Мелафия уставилась на меня.
— Кто говорил о драке?
— Я не при чем, — поспешно сказал я.
Правду сказать, я понятия не имел, что именно тут должно произойти. Если Ридрек получит кровь вуду, у него не будет резона плодить лишние проблемы. Конечно, Уильям говорил, что старому вампиру нельзя верить, но, вполне возможно, он лгал, опасаясь потерять меня, свою послушную марионетку. Может быть, я сумею убедить Ридрека оставить всех, включая Уильяма, в покое. И все же мне не хотелось, чтобы Мелафия и Рени присутствовали при этом.
— Слушай, — сказал я, поставив опустевший бокал на поднос. — Думаю, вам обеим лучше вернуться домой.
— Ага! Драка все-таки будет! — торжествующе заявила Рени.
— Ори громче. А то тебя еще не все услышали, — прошипел я и огляделся по сторонам.
И тут же встретился взглядом с офицером Консуэлой Джонс.
— Что за драка? Пора доставать пистолет? — Конни улыбнулась, и мое мертвое сердце прыгнуло к горлу.

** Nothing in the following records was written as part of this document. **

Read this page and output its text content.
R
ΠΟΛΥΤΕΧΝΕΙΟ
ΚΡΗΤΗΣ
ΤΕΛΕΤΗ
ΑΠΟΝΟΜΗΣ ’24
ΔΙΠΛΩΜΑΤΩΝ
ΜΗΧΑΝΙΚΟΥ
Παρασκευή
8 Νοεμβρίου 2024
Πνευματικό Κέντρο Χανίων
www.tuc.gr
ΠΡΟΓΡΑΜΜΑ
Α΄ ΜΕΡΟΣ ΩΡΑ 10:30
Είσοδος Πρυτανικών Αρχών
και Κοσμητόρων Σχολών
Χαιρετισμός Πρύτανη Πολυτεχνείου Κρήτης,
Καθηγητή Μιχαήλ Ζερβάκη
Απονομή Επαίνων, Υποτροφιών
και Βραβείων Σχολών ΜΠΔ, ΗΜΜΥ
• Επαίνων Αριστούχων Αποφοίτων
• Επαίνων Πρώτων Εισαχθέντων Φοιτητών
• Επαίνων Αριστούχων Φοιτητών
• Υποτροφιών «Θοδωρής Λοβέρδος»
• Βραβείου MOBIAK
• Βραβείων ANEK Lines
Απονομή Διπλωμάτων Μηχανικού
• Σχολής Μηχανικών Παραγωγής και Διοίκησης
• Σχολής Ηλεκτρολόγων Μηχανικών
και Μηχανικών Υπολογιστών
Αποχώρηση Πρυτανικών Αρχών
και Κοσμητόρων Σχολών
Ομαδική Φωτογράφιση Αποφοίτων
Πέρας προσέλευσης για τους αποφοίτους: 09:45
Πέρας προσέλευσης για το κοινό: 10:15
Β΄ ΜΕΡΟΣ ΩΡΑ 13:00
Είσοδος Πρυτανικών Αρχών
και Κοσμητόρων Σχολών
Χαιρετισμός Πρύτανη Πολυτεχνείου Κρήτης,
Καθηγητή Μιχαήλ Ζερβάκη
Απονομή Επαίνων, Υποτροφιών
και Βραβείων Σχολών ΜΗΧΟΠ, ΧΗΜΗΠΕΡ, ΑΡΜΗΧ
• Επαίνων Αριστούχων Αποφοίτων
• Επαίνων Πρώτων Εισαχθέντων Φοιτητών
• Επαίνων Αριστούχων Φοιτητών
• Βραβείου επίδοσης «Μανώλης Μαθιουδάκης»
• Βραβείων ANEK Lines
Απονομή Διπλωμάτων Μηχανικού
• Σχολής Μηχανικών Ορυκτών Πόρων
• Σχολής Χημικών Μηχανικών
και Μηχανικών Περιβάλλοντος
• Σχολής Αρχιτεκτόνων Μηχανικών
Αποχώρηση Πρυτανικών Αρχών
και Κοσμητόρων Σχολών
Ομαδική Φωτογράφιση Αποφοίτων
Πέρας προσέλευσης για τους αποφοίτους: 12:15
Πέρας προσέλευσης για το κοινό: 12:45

Я увидел ее всю, в единый момент, и лишь потом смерил девушку с головы до ног долгим изучающим взглядом. Я рассматривал ее золотистые шнурованные сандалии и длинную юбку из тонкой полупрозрачной материи телесного цвета, пронизанной золотыми нитями. Тугой лиф охватывал тонкую талию и поддерживал упругие… хм… груди, которые чуть виднелись над его верхней кромкой, если вы понимаете, о чем я. Самая красивая Конни, какую я когда-либо созерцал наяву. И в реальности все оказалось даже лучше, чем во сне. Но как бы ни заманчивы были ее формы, я оторвал от них взгляд и посмотрел Консуэле в лицо. Она почти не пользовалась косметикой, но сегодня подкрасила глаза темными тенями, став похожей на ацтекскую или инкскую богиню из детской книжки с картинками. И я почувствовал, как заныло мое мертвое сердце.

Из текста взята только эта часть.